Financial Highlights

  • Gross operating revenue stood at 1566 crores rising tepid 2% YOY from 1534 crores & showing a substantial growth of 40% QOQ because of strong growth in domestic formulations & institutional exports with a decline of around 19% in API business YOY
  • Expenses stood at 1149 crores rising 21% YOY from 886 crores & rising 30% QOQ
  • EBITDA stood at 438 crores declining YOY 27% from 600 crores but rising 76% QOQ.
  • EBITDA margin stood at 28% declining 11% YOY due to higher material costs & higher sale of lower margin products but rising 6% QOQ
  • Finance Cost stood at 1.8 crores declining 33% from 2.7 crores
  • Depreciation stood at 56 crores rising 10% from 51 crores YOY & 7% QOQ
  • PAT stood at 307 crores rising declining 31% YOY but rising 91% QOQ
  • PAT margin stood at 20% declining 9% YOY but rising 6% QOQ due to higher finance cost, employee expenses & other expenses

Business Highlights

  • Domestic formulations grew 25% YoY, while Q1FY21 also included | 54 crore of domestic HCQ(Hydroxichloroquine) business
  • Segment wise YoY growth: Pain-management (36%), cardio & antidiabetic (14%), anti-bacterial (177%), dermatology (89%), antimalarial (95%), cough & cold (83%)
  • Gross margins were affected by product mix sold in Q1FY22 (antibacterial, cough & cold and anti-malarial have low margins) and higher material cost
  • Price hiked by 6% this year against an average of 4% every year
  • Field force has returned post lockdown, which has increased promotional activities
  • Management guided for 16-18% growth in domestic business for FY22
  • Branded exports were mixed with CIS(Commonwealth of Independent States) market impacted by currency movement, Myanmar market disturbed while South African business performing well.
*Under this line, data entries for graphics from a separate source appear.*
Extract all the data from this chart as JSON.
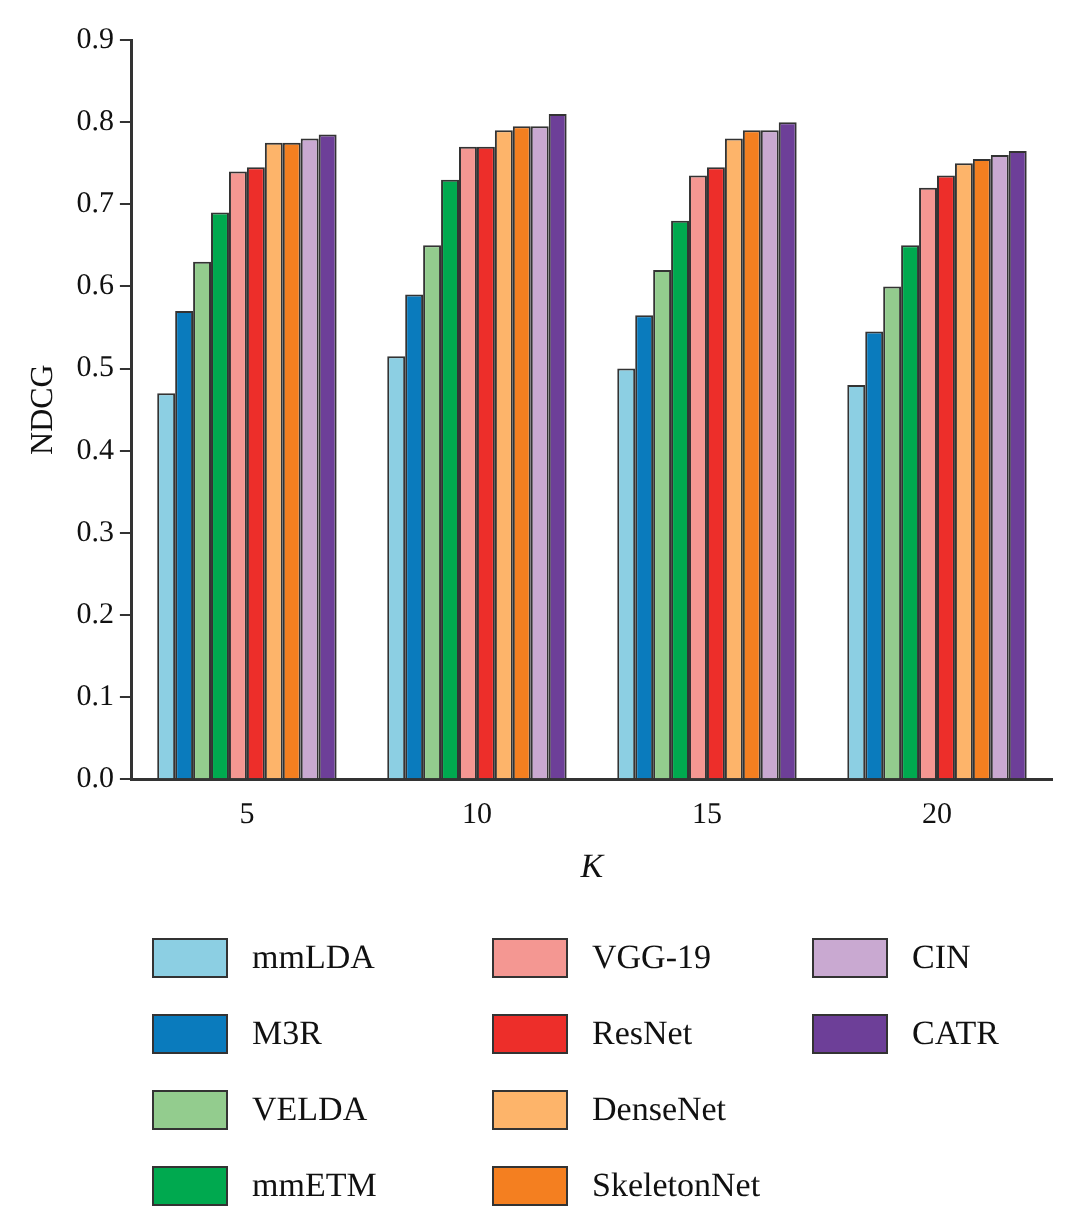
{
  "chart_data": {
    "type": "bar",
    "xlabel": "K",
    "ylabel": "NDCG",
    "categories": [
      "5",
      "10",
      "15",
      "20"
    ],
    "ylim": [
      0,
      0.9
    ],
    "yticks": [
      {
        "value": 0,
        "label": "0.0"
      },
      0.1,
      0.2,
      0.3,
      0.4,
      0.5,
      0.6,
      0.7,
      0.8,
      0.9
    ],
    "grid": false,
    "legend": "bottom",
    "series": [
      {
        "name": "mmLDA",
        "color": "#8ccfe3",
        "values": [
          0.47,
          0.515,
          0.5,
          0.48
        ]
      },
      {
        "name": "M3R",
        "color": "#0a7bbd",
        "values": [
          0.57,
          0.59,
          0.565,
          0.545
        ]
      },
      {
        "name": "VELDA",
        "color": "#93cc8e",
        "values": [
          0.63,
          0.65,
          0.62,
          0.6
        ]
      },
      {
        "name": "mmETM",
        "color": "#00a94f",
        "values": [
          0.69,
          0.73,
          0.68,
          0.65
        ]
      },
      {
        "name": "VGG-19",
        "color": "#f49792",
        "values": [
          0.74,
          0.77,
          0.735,
          0.72
        ]
      },
      {
        "name": "ResNet",
        "color": "#ed2e2a",
        "values": [
          0.745,
          0.77,
          0.745,
          0.735
        ]
      },
      {
        "name": "DenseNet",
        "color": "#fdb46a",
        "values": [
          0.775,
          0.79,
          0.78,
          0.75
        ]
      },
      {
        "name": "SkeletonNet",
        "color": "#f47f20",
        "values": [
          0.775,
          0.795,
          0.79,
          0.755
        ]
      },
      {
        "name": "CIN",
        "color": "#c9a9d1",
        "values": [
          0.78,
          0.795,
          0.79,
          0.76
        ]
      },
      {
        "name": "CATR",
        "color": "#6d3f98",
        "values": [
          0.785,
          0.81,
          0.8,
          0.765
        ]
      }
    ]
  }
}
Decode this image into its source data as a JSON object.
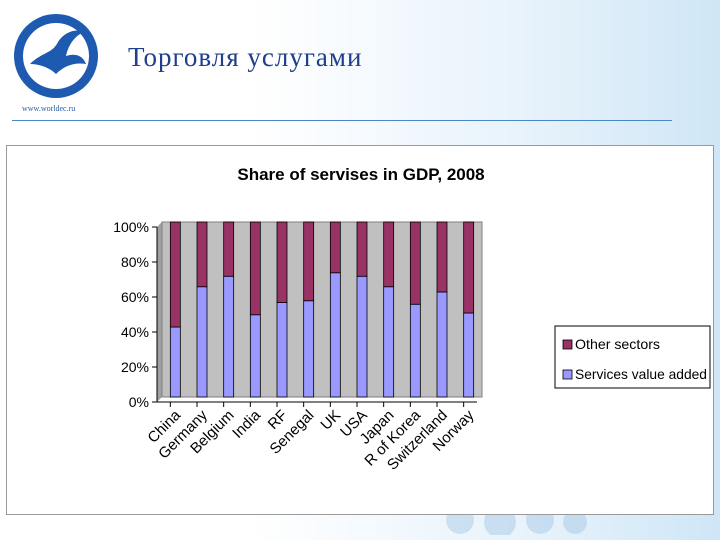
{
  "header": {
    "title": "Торговля услугами",
    "site_url": "www.worldec.ru"
  },
  "colors": {
    "other_sectors": "#993366",
    "services": "#9999ff",
    "plot_bg": "#c0c0c0",
    "title_blue": "#1f3f8a"
  },
  "chart_data": {
    "type": "bar",
    "stacked": true,
    "title": "Share of servises in GDP, 2008",
    "categories": [
      "China",
      "Germany",
      "Belgium",
      "India",
      "RF",
      "Senegal",
      "UK",
      "USA",
      "Japan",
      "R of Korea",
      "Switzerland",
      "Norway"
    ],
    "series": [
      {
        "name": "Services value added",
        "values": [
          40,
          63,
          69,
          47,
          54,
          55,
          71,
          69,
          63,
          53,
          60,
          48
        ]
      },
      {
        "name": "Other sectors",
        "values": [
          60,
          37,
          31,
          53,
          46,
          45,
          29,
          31,
          37,
          47,
          40,
          52
        ]
      }
    ],
    "ylim": [
      0,
      100
    ],
    "yticks": [
      "0%",
      "20%",
      "40%",
      "60%",
      "80%",
      "100%"
    ],
    "grid": false,
    "legend": "right"
  }
}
Management guided for 12% growth in FY22
  • Generics was affected as Paracetamol prices have increased and buying levels are low. Management guided for 8-10% growth in FY22
  • UK business grew at 15% YoY with the company starting to market in its own brand name. The management guided for 10-12% growth in the next three to four years, while Europe is expected grow faster
  • US traction will take longer than earlier estimated due to USFDA import alerts for the Ratlam facility that is the only API source for Silvassa and Pithampur formulations plants along with Silvassa and Pithampur (Indore) plants that are specifically earmarked for the US business, besides third-party sales. However, sustained traction from branded and generics exports sales with a revival in EU is expected to mitigate the US void as per the management
  • Capex in API facilities got delayed due to Covid. Devas is expected to be operational in FY23 while Ratlam facility will be operational by Q3FY22. API capacity will increase by 20% post completion of both projects.
  • Management guided for 10% growth in API business foe FY22
  • EBITDA margins guidance was 25% for FY22 and management expects trend to get better
  • Capex – Rs 400 crore for next two to three years
  • Company plans to exhaust MAT credit in next 2 years (FY22 & FY23: 17%-18%) and post that lower tax regime with tax rate of 25%.